Shang Liu,Wenji Fang,Yao Lu,Jing Wang,Qijun Zhang,Hongce Zhang,Zhiyao Xie
2024-10-07
Abstract:The automatic generation of RTL code (e.g., Verilog) using natural language instructions and large language models (LLMs) has attracted significant research interest recently. However, most existing approaches heavily rely on commercial LLMs such as ChatGPT, while open-source LLMs tailored for this specific design generation task exhibit notably inferior performance. The absence of high-quality open-source solutions restricts the flexibility and data privacy of this emerging technique. In this study, we present a new customized LLM solution with a modest parameter count of only 7B, achieving better performance than GPT-3.5 on all representative benchmarks for RTL code generation. Especially, it outperforms GPT-4 in VerilogEval Machine benchmark. This remarkable balance between accuracy and efficiency is made possible by leveraging our new RTL code dataset and a customized LLM algorithm, both of which have been made fully open-source. Furthermore, we have successfully quantized our LLM to 4-bit with a total size of 4GB, enabling it to function on a single laptop with only slight performance degradation. This efficiency allows the RTL generator to serve as a local assistant for engineers, ensuring all design privacy concerns are addressed.
Programming Languages,Hardware Architecture
What problem does this paper attempt to address?

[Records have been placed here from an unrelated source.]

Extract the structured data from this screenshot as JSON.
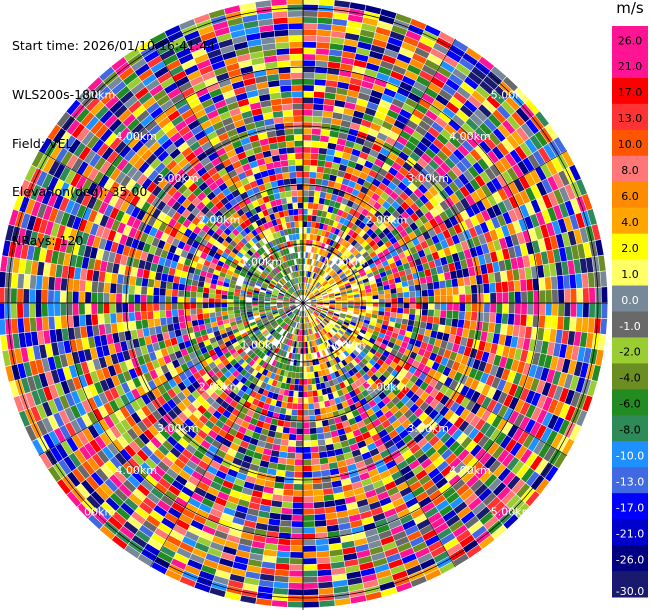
{
  "header": {
    "start_time": "Start time: 2026/01/10 16:41:44",
    "instrument": "WLS200s-181",
    "field": "Field: VEL",
    "elevation": "Elevation(deg): 35.00",
    "nrays": "NRays: 120"
  },
  "chart_data": {
    "type": "heatmap",
    "projection": "polar PPI",
    "n_rays": 120,
    "range_rings_km": [
      "1.00km",
      "2.00km",
      "3.00km",
      "4.00km",
      "5.00km"
    ],
    "colorbar": {
      "unit": "m/s",
      "ticks": [
        "26.0",
        "21.0",
        "17.0",
        "13.0",
        "10.0",
        "8.0",
        "6.0",
        "4.0",
        "2.0",
        "1.0",
        "0.0",
        "-1.0",
        "-2.0",
        "-4.0",
        "-6.0",
        "-8.0",
        "-10.0",
        "-13.0",
        "-17.0",
        "-21.0",
        "-26.0",
        "-30.0"
      ],
      "colors": [
        "#ff1493",
        "#ff1493",
        "#ff0000",
        "#ff3333",
        "#ff5500",
        "#ff7777",
        "#ff8c00",
        "#ffa500",
        "#ffff00",
        "#ffff66",
        "#778899",
        "#696969",
        "#9acd32",
        "#6b8e23",
        "#228b22",
        "#2e8b57",
        "#1e90ff",
        "#4169e1",
        "#0000ff",
        "#0000cd",
        "#000080",
        "#191970"
      ]
    }
  }
}
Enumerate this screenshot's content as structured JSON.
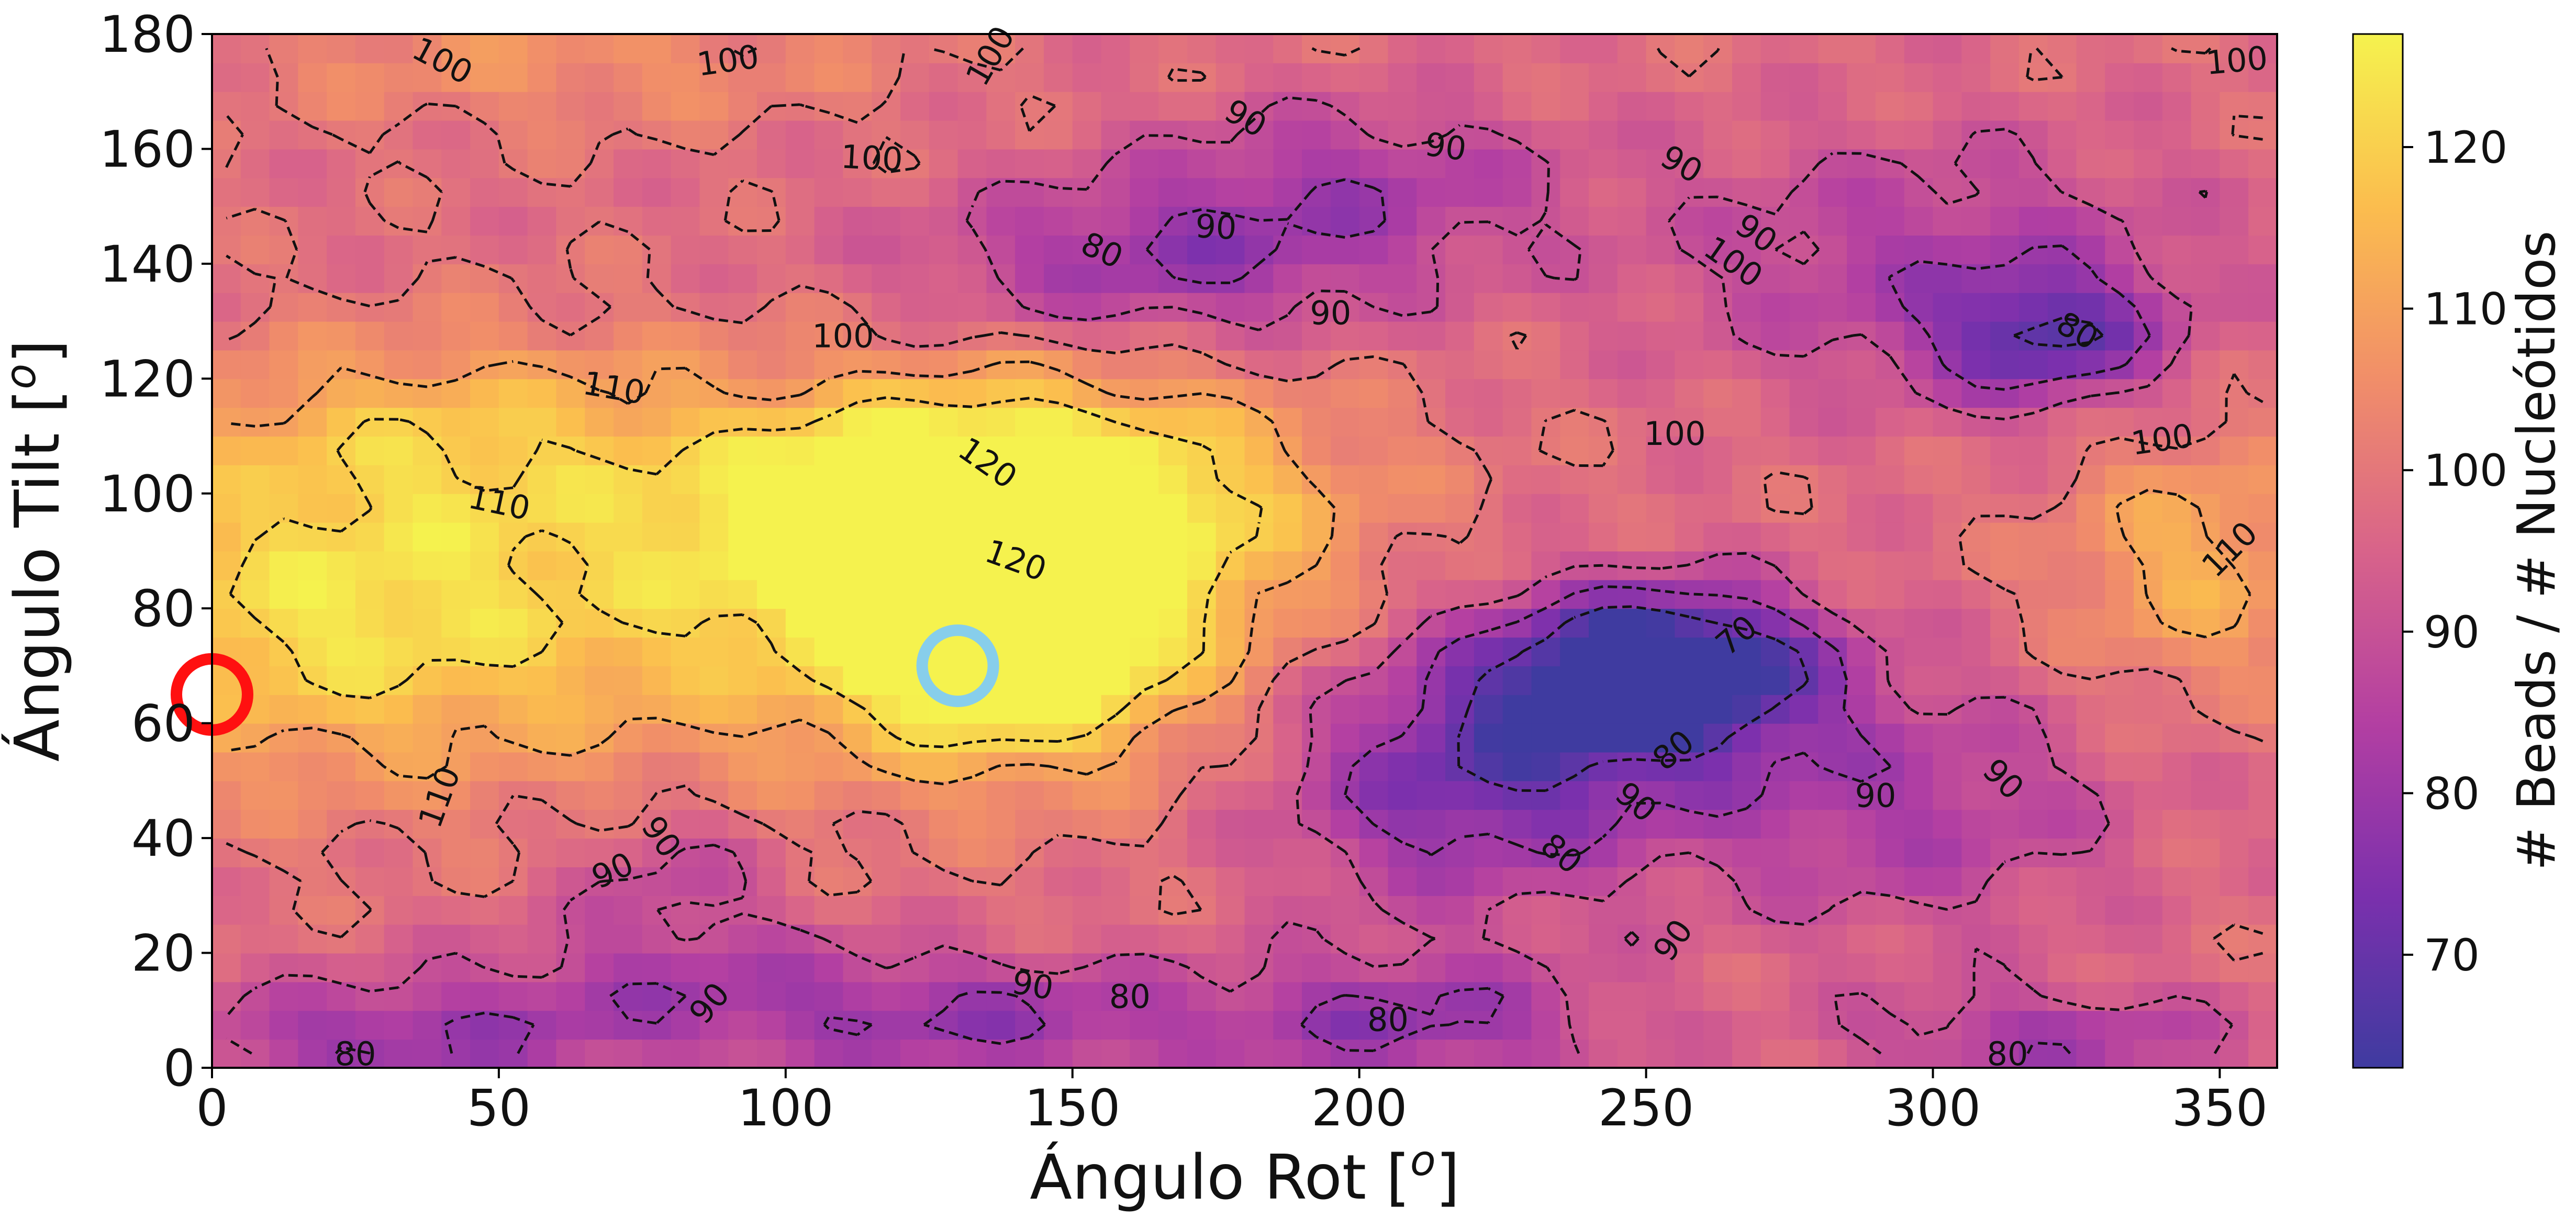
{
  "chart_data": {
    "type": "heatmap",
    "title": "",
    "xlabel": "Ángulo Rot [",
    "xlabel_sup": "o",
    "xlabel_end": "]",
    "ylabel": "Ángulo Tilt [",
    "ylabel_sup": "o",
    "ylabel_end": "]",
    "colorbar_label": "# Beads / # Nucleótidos",
    "xlim": [
      0,
      360
    ],
    "ylim": [
      0,
      180
    ],
    "x_ticks": [
      0,
      50,
      100,
      150,
      200,
      250,
      300,
      350
    ],
    "y_ticks": [
      0,
      20,
      40,
      60,
      80,
      100,
      120,
      140,
      160,
      180
    ],
    "colorbar_range": [
      63,
      127
    ],
    "colorbar_ticks": [
      70,
      80,
      90,
      100,
      110,
      120
    ],
    "colormap": "plasma",
    "colormap_stops": [
      "#3f3ba0",
      "#7b30ad",
      "#b33fa2",
      "#d8638a",
      "#f18e69",
      "#fbbd4e",
      "#f5f24e"
    ],
    "grid": false,
    "contour_levels": [
      70,
      80,
      90,
      100,
      110,
      120
    ],
    "contour_style": "dashed-black",
    "field_features": [
      {
        "x": 125,
        "y": 97,
        "value": 127,
        "sx": 25,
        "sy": 13
      },
      {
        "x": 140,
        "y": 70,
        "value": 125,
        "sx": 20,
        "sy": 12
      },
      {
        "x": 155,
        "y": 98,
        "value": 119,
        "sx": 28,
        "sy": 16
      },
      {
        "x": 95,
        "y": 82,
        "value": 116,
        "sx": 60,
        "sy": 22
      },
      {
        "x": 15,
        "y": 78,
        "value": 116,
        "sx": 32,
        "sy": 18
      },
      {
        "x": 40,
        "y": 110,
        "value": 112,
        "sx": 34,
        "sy": 12
      },
      {
        "x": 345,
        "y": 88,
        "value": 113,
        "sx": 16,
        "sy": 16
      },
      {
        "x": 60,
        "y": 175,
        "value": 106,
        "sx": 40,
        "sy": 8
      },
      {
        "x": 255,
        "y": 70,
        "value": 62,
        "sx": 18,
        "sy": 9
      },
      {
        "x": 235,
        "y": 62,
        "value": 75,
        "sx": 26,
        "sy": 14
      },
      {
        "x": 215,
        "y": 45,
        "value": 82,
        "sx": 22,
        "sy": 14
      },
      {
        "x": 320,
        "y": 127,
        "value": 75,
        "sx": 14,
        "sy": 8
      },
      {
        "x": 300,
        "y": 140,
        "value": 84,
        "sx": 34,
        "sy": 16
      },
      {
        "x": 165,
        "y": 140,
        "value": 80,
        "sx": 30,
        "sy": 10
      },
      {
        "x": 200,
        "y": 155,
        "value": 85,
        "sx": 26,
        "sy": 10
      },
      {
        "x": 135,
        "y": 8,
        "value": 80,
        "sx": 30,
        "sy": 8
      },
      {
        "x": 210,
        "y": 8,
        "value": 79,
        "sx": 24,
        "sy": 8
      },
      {
        "x": 30,
        "y": 5,
        "value": 80,
        "sx": 28,
        "sy": 7
      },
      {
        "x": 80,
        "y": 15,
        "value": 86,
        "sx": 25,
        "sy": 9
      },
      {
        "x": 295,
        "y": 45,
        "value": 84,
        "sx": 28,
        "sy": 16
      },
      {
        "x": 80,
        "y": 35,
        "value": 88,
        "sx": 12,
        "sy": 8
      },
      {
        "x": 320,
        "y": 5,
        "value": 82,
        "sx": 24,
        "sy": 6
      }
    ],
    "field_base": 98,
    "contour_labels": [
      {
        "text": "100",
        "x": 40,
        "y": 175,
        "angle": 28
      },
      {
        "text": "100",
        "x": 90,
        "y": 175,
        "angle": -8
      },
      {
        "text": "100",
        "x": 136,
        "y": 176,
        "angle": -60
      },
      {
        "text": "100",
        "x": 353,
        "y": 175,
        "angle": -5
      },
      {
        "text": "100",
        "x": 115,
        "y": 158,
        "angle": 3
      },
      {
        "text": "90",
        "x": 180,
        "y": 165,
        "angle": 30
      },
      {
        "text": "90",
        "x": 215,
        "y": 160,
        "angle": 8
      },
      {
        "text": "90",
        "x": 256,
        "y": 157,
        "angle": 30
      },
      {
        "text": "90",
        "x": 269,
        "y": 145,
        "angle": 35
      },
      {
        "text": "100",
        "x": 265,
        "y": 140,
        "angle": 35
      },
      {
        "text": "80",
        "x": 155,
        "y": 142,
        "angle": 25
      },
      {
        "text": "90",
        "x": 175,
        "y": 146,
        "angle": 3
      },
      {
        "text": "90",
        "x": 195,
        "y": 131,
        "angle": 0
      },
      {
        "text": "100",
        "x": 110,
        "y": 127,
        "angle": 0
      },
      {
        "text": "80",
        "x": 325,
        "y": 128,
        "angle": 30
      },
      {
        "text": "110",
        "x": 70,
        "y": 118,
        "angle": 10
      },
      {
        "text": "120",
        "x": 135,
        "y": 105,
        "angle": 35
      },
      {
        "text": "110",
        "x": 50,
        "y": 98,
        "angle": 12
      },
      {
        "text": "120",
        "x": 140,
        "y": 88,
        "angle": 20
      },
      {
        "text": "100",
        "x": 255,
        "y": 110,
        "angle": 0
      },
      {
        "text": "100",
        "x": 340,
        "y": 109,
        "angle": -8
      },
      {
        "text": "110",
        "x": 352,
        "y": 90,
        "angle": -45
      },
      {
        "text": "70",
        "x": 266,
        "y": 75,
        "angle": -40
      },
      {
        "text": "80",
        "x": 255,
        "y": 55,
        "angle": -40
      },
      {
        "text": "90",
        "x": 248,
        "y": 46,
        "angle": 40
      },
      {
        "text": "110",
        "x": 40,
        "y": 47,
        "angle": -70
      },
      {
        "text": "90",
        "x": 78,
        "y": 40,
        "angle": 55
      },
      {
        "text": "90",
        "x": 70,
        "y": 34,
        "angle": -25
      },
      {
        "text": "80",
        "x": 235,
        "y": 37,
        "angle": 40
      },
      {
        "text": "90",
        "x": 290,
        "y": 47,
        "angle": 0
      },
      {
        "text": "90",
        "x": 312,
        "y": 50,
        "angle": 45
      },
      {
        "text": "90",
        "x": 255,
        "y": 22,
        "angle": -55
      },
      {
        "text": "90",
        "x": 87,
        "y": 11,
        "angle": -50
      },
      {
        "text": "90",
        "x": 143,
        "y": 14,
        "angle": 10
      },
      {
        "text": "80",
        "x": 160,
        "y": 12,
        "angle": 0
      },
      {
        "text": "80",
        "x": 205,
        "y": 8,
        "angle": 0
      },
      {
        "text": "80",
        "x": 25,
        "y": 2,
        "angle": 0
      },
      {
        "text": "80",
        "x": 313,
        "y": 2,
        "angle": 0
      }
    ],
    "markers": [
      {
        "name": "red-circle",
        "x": 0,
        "y": 65,
        "color": "#ff1010"
      },
      {
        "name": "lightblue-circle",
        "x": 130,
        "y": 70,
        "color": "#87ceeb"
      }
    ]
  }
}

The problem this paper attempts to address is the poor performance of existing open-source large language models (LLMs) in automatically generating RTL code (such as Verilog) from natural language instructions. While commercial LLMs perform better, they pose issues related to data privacy and flexibility. Therefore, the paper proposes a new, high-performance open-source LLM solution—RTLCoder, aimed at overcoming the limitations of existing methods, achieving better performance and higher efficiency, while ensuring user data privacy. Specifically, the main contributions of the paper include: 1. **Dataset Generation**: An automated data generation process is proposed, resulting in a large dataset containing over 27,000 instruction-code samples, addressing the issue of obtaining high-quality data for IC design tasks. 2. **Model Training Scheme**: A new LLM training scheme based on code quality feedback is introduced, further enhancing the final model's performance, surpassing GPT-3.5 in multiple benchmarks and being comparable to GPT-4. 3. **Lightweight Model Design**: A lightweight model with only 700 million parameters is designed, which, after quantization, requires only 4GB of memory to run. This makes it suitable as an auxiliary tool for engineers in local environments, eliminating data privacy concerns. 4. **Fully Open Source**: All components of RTLCoder, including the data generation process, the complete dataset, model training algorithms, and the final fine-tuned model, are fully open-sourced, facilitating researchers to replicate and improve upon it. Through these contributions, RTLCoder not only achieves industry-leading performance but also provides a flexible and secure solution for research and practical applications.